Synthetic control of retinal photochemistry and photophysics in solution.

Understanding how molecular structure and environment control energy flow in molecules is a requirement for the efficient design of tailor-made photochemistry. Here, we investigate the tunability of the photochemical and photophysical properties of the retinal-protonated Schiff base chromophore in solution. Replacing the n-butylamine Schiff base normally chosen to mimic the saturated linkage found in nature by aromatic amines results in the reproduction of the opsin shift and complete suppression of all isomerization channels. Modification of retinal by directed addition or removal of backbone substituents tunes the overall photoisomerization yield from 0 to 0.55 and the excited state lifetime from 0.4 to 7 ps and activates previously inaccessible reaction channels to form 7-cis and 13-cis products. We observed a clear correlation between the presence of polarizable backbone substituents and photochemical reactivity. Structural changes that increase reaction speed were found to decrease quantum yields, and vice versa, so that excited state lifetime and efficiency are inversely correlated in contrast to the trends observed when comparing retinal photochemistry in protein and solution environments. Our results suggest a simple model where backbone modifications and Schiff base substituents control barrier heights on the excited-state potential energy surface and therefore determine speed, product distribution, and overall yield of the photochemical process.

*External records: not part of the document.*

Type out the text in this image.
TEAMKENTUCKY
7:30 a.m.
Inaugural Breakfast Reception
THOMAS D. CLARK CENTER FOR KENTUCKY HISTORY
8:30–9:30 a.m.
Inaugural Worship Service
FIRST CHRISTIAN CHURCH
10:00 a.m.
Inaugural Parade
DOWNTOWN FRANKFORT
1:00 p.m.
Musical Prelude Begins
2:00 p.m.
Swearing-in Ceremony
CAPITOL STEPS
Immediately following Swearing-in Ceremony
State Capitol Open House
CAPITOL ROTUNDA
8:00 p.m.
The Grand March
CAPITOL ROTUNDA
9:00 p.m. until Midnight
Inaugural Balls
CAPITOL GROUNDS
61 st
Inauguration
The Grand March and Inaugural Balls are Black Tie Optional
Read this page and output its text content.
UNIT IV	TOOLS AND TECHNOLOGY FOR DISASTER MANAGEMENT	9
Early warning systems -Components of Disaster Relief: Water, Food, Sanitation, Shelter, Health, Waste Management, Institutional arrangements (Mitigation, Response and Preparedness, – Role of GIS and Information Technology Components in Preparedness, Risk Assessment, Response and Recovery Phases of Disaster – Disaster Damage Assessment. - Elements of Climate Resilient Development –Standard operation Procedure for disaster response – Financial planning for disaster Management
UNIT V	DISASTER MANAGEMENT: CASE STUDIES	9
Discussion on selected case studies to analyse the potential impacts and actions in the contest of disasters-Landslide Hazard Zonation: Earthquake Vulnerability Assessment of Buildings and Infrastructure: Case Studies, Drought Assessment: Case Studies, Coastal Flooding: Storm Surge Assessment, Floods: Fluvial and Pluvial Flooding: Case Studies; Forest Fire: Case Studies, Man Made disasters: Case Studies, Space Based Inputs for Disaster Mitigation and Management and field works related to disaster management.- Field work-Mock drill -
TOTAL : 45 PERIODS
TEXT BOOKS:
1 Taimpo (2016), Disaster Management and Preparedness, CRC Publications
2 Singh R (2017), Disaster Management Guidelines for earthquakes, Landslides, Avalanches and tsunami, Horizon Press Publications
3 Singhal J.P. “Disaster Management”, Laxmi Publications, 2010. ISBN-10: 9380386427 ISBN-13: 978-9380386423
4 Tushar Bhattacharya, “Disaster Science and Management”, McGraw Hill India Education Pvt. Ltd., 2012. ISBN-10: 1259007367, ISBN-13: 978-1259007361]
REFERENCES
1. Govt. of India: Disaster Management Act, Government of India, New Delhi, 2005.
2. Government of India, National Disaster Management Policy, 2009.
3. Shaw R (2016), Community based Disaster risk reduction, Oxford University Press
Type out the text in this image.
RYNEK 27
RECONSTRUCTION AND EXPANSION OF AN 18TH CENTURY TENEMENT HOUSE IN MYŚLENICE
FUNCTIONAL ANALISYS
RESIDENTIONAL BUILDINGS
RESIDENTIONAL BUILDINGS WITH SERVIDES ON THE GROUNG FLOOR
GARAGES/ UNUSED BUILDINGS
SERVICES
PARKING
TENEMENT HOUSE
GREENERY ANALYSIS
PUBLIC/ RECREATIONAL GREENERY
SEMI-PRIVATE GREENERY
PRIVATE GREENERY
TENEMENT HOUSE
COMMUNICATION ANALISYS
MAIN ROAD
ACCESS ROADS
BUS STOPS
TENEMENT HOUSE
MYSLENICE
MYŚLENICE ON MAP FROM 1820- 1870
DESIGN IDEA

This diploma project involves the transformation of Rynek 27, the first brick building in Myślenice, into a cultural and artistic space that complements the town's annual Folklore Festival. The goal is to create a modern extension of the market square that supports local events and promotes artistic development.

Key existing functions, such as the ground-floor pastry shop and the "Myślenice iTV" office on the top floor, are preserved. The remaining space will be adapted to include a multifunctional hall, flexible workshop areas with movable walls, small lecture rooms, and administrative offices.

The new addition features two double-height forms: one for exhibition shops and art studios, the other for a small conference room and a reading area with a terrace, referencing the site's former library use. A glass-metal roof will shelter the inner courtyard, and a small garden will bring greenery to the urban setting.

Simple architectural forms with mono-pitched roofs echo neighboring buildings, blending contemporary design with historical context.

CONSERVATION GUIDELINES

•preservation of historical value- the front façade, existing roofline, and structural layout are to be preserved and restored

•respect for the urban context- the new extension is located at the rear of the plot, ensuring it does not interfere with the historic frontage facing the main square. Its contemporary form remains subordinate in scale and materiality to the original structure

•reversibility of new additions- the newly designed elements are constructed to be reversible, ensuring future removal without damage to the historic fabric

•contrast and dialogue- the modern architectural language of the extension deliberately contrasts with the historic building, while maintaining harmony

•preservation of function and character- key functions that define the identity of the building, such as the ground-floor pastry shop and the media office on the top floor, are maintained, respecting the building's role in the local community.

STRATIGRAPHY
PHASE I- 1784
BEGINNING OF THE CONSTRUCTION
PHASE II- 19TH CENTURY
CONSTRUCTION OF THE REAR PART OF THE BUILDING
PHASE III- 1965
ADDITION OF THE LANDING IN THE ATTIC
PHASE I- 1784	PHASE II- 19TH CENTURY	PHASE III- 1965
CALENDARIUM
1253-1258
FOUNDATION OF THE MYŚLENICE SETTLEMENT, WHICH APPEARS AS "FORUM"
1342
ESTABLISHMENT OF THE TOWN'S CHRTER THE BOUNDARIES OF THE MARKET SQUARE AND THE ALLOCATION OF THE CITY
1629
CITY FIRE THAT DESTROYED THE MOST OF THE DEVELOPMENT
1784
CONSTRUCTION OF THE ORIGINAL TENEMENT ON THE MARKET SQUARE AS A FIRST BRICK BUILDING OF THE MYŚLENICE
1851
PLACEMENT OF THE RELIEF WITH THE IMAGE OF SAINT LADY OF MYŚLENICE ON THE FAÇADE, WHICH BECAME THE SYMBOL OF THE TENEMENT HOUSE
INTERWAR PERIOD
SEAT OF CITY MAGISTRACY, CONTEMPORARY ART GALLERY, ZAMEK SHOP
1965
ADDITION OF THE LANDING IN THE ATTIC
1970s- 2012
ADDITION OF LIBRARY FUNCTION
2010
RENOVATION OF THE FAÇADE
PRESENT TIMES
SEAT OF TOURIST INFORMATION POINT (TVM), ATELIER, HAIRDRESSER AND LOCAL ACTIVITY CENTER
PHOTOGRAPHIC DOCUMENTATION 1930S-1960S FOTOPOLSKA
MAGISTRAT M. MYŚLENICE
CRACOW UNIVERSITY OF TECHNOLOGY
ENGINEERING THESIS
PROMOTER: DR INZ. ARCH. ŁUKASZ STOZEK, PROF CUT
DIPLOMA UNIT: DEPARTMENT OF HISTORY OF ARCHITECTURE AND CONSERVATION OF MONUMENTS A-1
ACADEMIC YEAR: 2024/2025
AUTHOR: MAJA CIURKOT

Broad-Band Impulsive Vibrational Spectroscopy of Excited Electronic States in the Time Domain.

We demonstrate that transient absorption spectroscopy performed with an ultrashort pump pulse and a chirped, broad-band probe pulse is capable of recording full vibrational spectra of excited electronic states in the time domain. The resulting spectra do not suffer from the nontrivial baselines and line shapes often encountered in frequency domain techniques and enable optimal and automated subtraction of background signatures. Probing the molecular dynamics continuously over a broad energy bandwidth makes it possible to confidently assign the vibrational coherences to specific electronic states and suggests the existence of mode-specific absorption spectra reminiscent of resonance Raman intensity analysis. The first observation of the nominally forbidden one-photon ground to first excited electronic state transition in ß-carotene demonstrates the high sensitivity of our approach. Our results provide a first glimpse of the immense potential of broad-band impulsive vibrational spectroscopy (BB-IVS) to study ultrafast chemical reaction dynamics.